Sur le marché des fonds de placement suisses, le volume investi dans des fonds durables a désormais dépassé celui des fonds traditionnels.
Plus de la moitié des montants investis dans des fonds de placement en Suisse l’est dans des fonds durables, selon une étude qui constate une augmentation de plus de 30% du volume global des capitaux gérés de manière durable.
L’investissement durable s’impose toujours plus dans les portefeuilles tant privés qu’institutionnels. À fin 2020, le montant des capitaux gérés en Suisse en appliquant au moins une des huit approches* de l’investissement durable dépassait CHF 1520 milliards, soit une progression de 31% par rapport à fin 2019, constate le Rapport sur l’investissement durable en Suisse 2021** (voir graphique 1). Et cette croissance devrait se poursuivre à condition d’être accompagnée d’une toujours plus grande transparence, «un prérequis pour s’assurer la confiance de la clientèle», relève encore l’étude publiée par Swiss Sustainable Finance (SSF) et réalisée en collaboration avec le Center for Sustainable Finance and Private Wealth (CSP) de l’université de Zurich, dont la BCV est sponsor.
Au-delà de cette croissance, l’investissement durable gagne en maturité. Un exemple? La sophistication des pratiques: 46% des sondés déclarent appliquer quatre approches et plus dans leurs produits et modes de gestion, contre 34% l’an dernier (voir graphique 3). Par ailleurs, si l’acronyme ESG – pour prise en compte de critères environnementaux, sociaux et de gouvernance – a désormais trouvé sa place dans l’univers de la finance, aujourd’hui l’attention se concentre sur la notion globale d’impact.
Ainsi, grâce à son impact, l’approche favorisant le dialogue avec les entreprises s’est hissée en deuxième position dépassant celle pratiquant par exclusions (voir graphique 4). Ce choix s’impose désormais notamment lors de la violation des normes en vigueur: on ne retire pas simplement l’entreprise visée de son portefeuille, mais on s’engage à discuter avec ses dirigeants. «C’est une excellente nouvelle, se réjouissent les auteurs de l’étude, puisque cette approche active aide à modifier les comportements, contrairement à une décision unique de désinvestissement, considérée comme peu efficace.»
Les investissements dits à impact affichent, eux, le taux de croissance le plus élevé (+70%), mais cette approche ne concerne que 6% des investissements durables. Cela dit, la notion en elle-même fait débat, rappelle l’étude. Plusieurs questions se posent, notamment en matière de définitions et de mesures. Faut-il ainsi différencier investissement à impact et fonds thématiques? Les interprétations différentes de ces notions expliquent notamment, selon le rapport, le fait que l’investissement à impact a pour la première fois quitté la dernière place du classement, la cédant aux fonds thématiques.
L’investissement durable joue désormais une carte importante: s’assurer la confiance des investisseurs. Comme le soulignent les responsables du projet au CSP, «il s’agit de s’assurer que le mot impact n’est pas un autre terme à la mode sur le marché». Il s’agit notamment de mieux comprendre comment ces investissements agissent sur le monde réel. Les études se multiplient pour mieux pouvoir répondre à la demande croissante des investisseurs. Les données manquent encore pour mieux analyser cet engagement, mais elles devraient augmenter alors que la régulation s’intensifie, notamment en Europe.
Les acteurs de la finance sondés estiment majoritairement que la croissance de l’investissement durable va poursuivre sur sa lancée. Pour ce faire, souligne l’étude, l’investissement durable doit notamment trouver des solutions pour pallier le manque de standards tant nationaux qu’internationaux. À titre d’exemple, en Suisse, un tiers des fonds ESG dit avoir été certifié par un organisme extérieur, mais les labels sont nombreux empêchant une vision claire de l’offre.
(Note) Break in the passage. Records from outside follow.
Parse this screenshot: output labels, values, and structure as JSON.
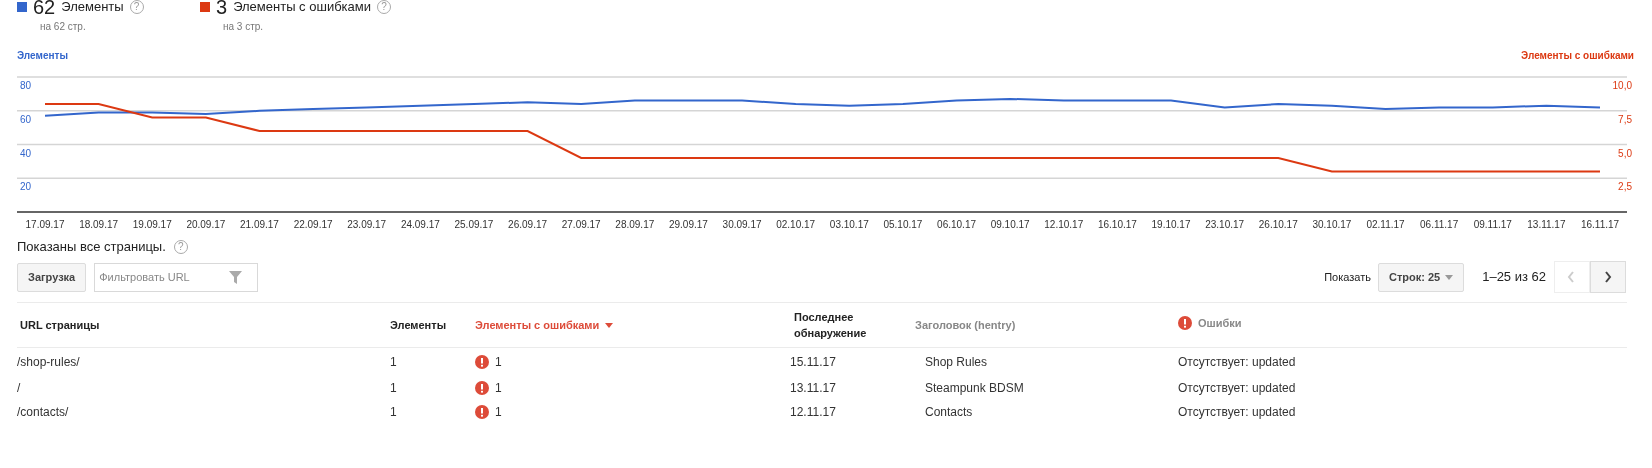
{
  "legend": [
    {
      "count": "62",
      "label": "Элементы",
      "help": "?",
      "sub": "на 62 стр.",
      "color": "#3366cc"
    },
    {
      "count": "3",
      "label": "Элементы с ошибками",
      "help": "?",
      "sub": "на 3 стр.",
      "color": "#dc3912"
    }
  ],
  "chart": {
    "chart_data": {
      "type": "line",
      "grid": true,
      "categories": [
        "17.09.17",
        "18.09.17",
        "19.09.17",
        "20.09.17",
        "21.09.17",
        "22.09.17",
        "23.09.17",
        "24.09.17",
        "25.09.17",
        "26.09.17",
        "27.09.17",
        "28.09.17",
        "29.09.17",
        "30.09.17",
        "02.10.17",
        "03.10.17",
        "05.10.17",
        "06.10.17",
        "09.10.17",
        "12.10.17",
        "16.10.17",
        "19.10.17",
        "23.10.17",
        "26.10.17",
        "30.10.17",
        "02.11.17",
        "06.11.17",
        "09.11.17",
        "13.11.17",
        "16.11.17"
      ],
      "series": [
        {
          "name": "Элементы",
          "color": "#3366cc",
          "axis": "y",
          "values": [
            57,
            59,
            59,
            58,
            60,
            61,
            62,
            63,
            64,
            65,
            64,
            66,
            66,
            66,
            64,
            63,
            64,
            66,
            67,
            66,
            66,
            66,
            62,
            64,
            63,
            61,
            62,
            62,
            63,
            62
          ]
        },
        {
          "name": "Элементы с ошибками",
          "color": "#dc3912",
          "axis": "y2",
          "values": [
            8,
            8,
            7,
            7,
            6,
            6,
            6,
            6,
            6,
            6,
            4,
            4,
            4,
            4,
            4,
            4,
            4,
            4,
            4,
            4,
            4,
            4,
            4,
            4,
            3,
            3,
            3,
            3,
            3,
            3
          ]
        }
      ],
      "ylim": [
        0,
        80
      ],
      "yticks": [
        20,
        40,
        60,
        80
      ],
      "y2lim": [
        0,
        10
      ],
      "y2ticks": [
        {
          "value": 2.5,
          "label": "2,5"
        },
        {
          "value": 5,
          "label": "5,0"
        },
        {
          "value": 7.5,
          "label": "7,5"
        },
        {
          "value": 10,
          "label": "10,0"
        }
      ]
    }
  },
  "status": {
    "text": "Показаны все страницы.",
    "help": "?"
  },
  "toolbar": {
    "download_button": "Загрузка",
    "filter": {
      "placeholder": "Фильтровать URL"
    },
    "show_label": "Показать",
    "rows_select": "Строк: 25",
    "range": "1–25 из 62",
    "prev": {
      "disabled": true
    },
    "next": {
      "disabled": false
    }
  },
  "table": {
    "columns": [
      {
        "label": "URL страницы",
        "kind": "main",
        "sorted": false
      },
      {
        "label": "Элементы",
        "kind": "main",
        "sorted": false
      },
      {
        "label": "Элементы с ошибками",
        "kind": "main",
        "sorted": true
      },
      {
        "label": "Последнее обнаружение",
        "kind": "main",
        "sorted": false
      },
      {
        "label": "Заголовок (hentry)",
        "kind": "property",
        "sorted": false
      },
      {
        "label": "Ошибки",
        "kind": "error",
        "sorted": false
      }
    ],
    "rows": [
      {
        "url": "/shop-rules/",
        "elements": "1",
        "errors": "1",
        "last_seen": "15.11.17",
        "title": "Shop Rules",
        "error_text": "Отсутствует: updated"
      },
      {
        "url": "/",
        "elements": "1",
        "errors": "1",
        "last_seen": "13.11.17",
        "title": "Steampunk BDSM",
        "error_text": "Отсутствует: updated"
      },
      {
        "url": "/contacts/",
        "elements": "1",
        "errors": "1",
        "last_seen": "12.11.17",
        "title": "Contacts",
        "error_text": "Отсутствует: updated"
      }
    ]
  }
}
Si des mesures législatives, fiscales ou au sein des branches économiques peuvent résoudre une partie du problème, les auteurs de l’étude ne croient pas à l’arrivée prochaine de normes mondiales.
Ils plaident pour plus de transparence, pour une plus grande granularité dans la classification de l’investissement durable au risque de perdre notamment les investisseurs privés, mais ils insistent: «on ne peut y arriver qu’à condition que ce soit accepté par le plus grand nombre».
Le Règlement européen sur la publication d’informations en matière de durabilité dans le secteur des services financiers montre une direction. Sera-t-elle suivie en Suisse? Les autorités gardent une approche market based. Le Conseil fédéral a lancé des propositions pour renforcer l’encadrement de la finance durable. Pour le SSF, il faut en substance poursuivre sur cette voie en s’appuyant sur le haut niveau d’expertise des acteurs afin «de soutenir le développement du marché suisse de l’investissement durable».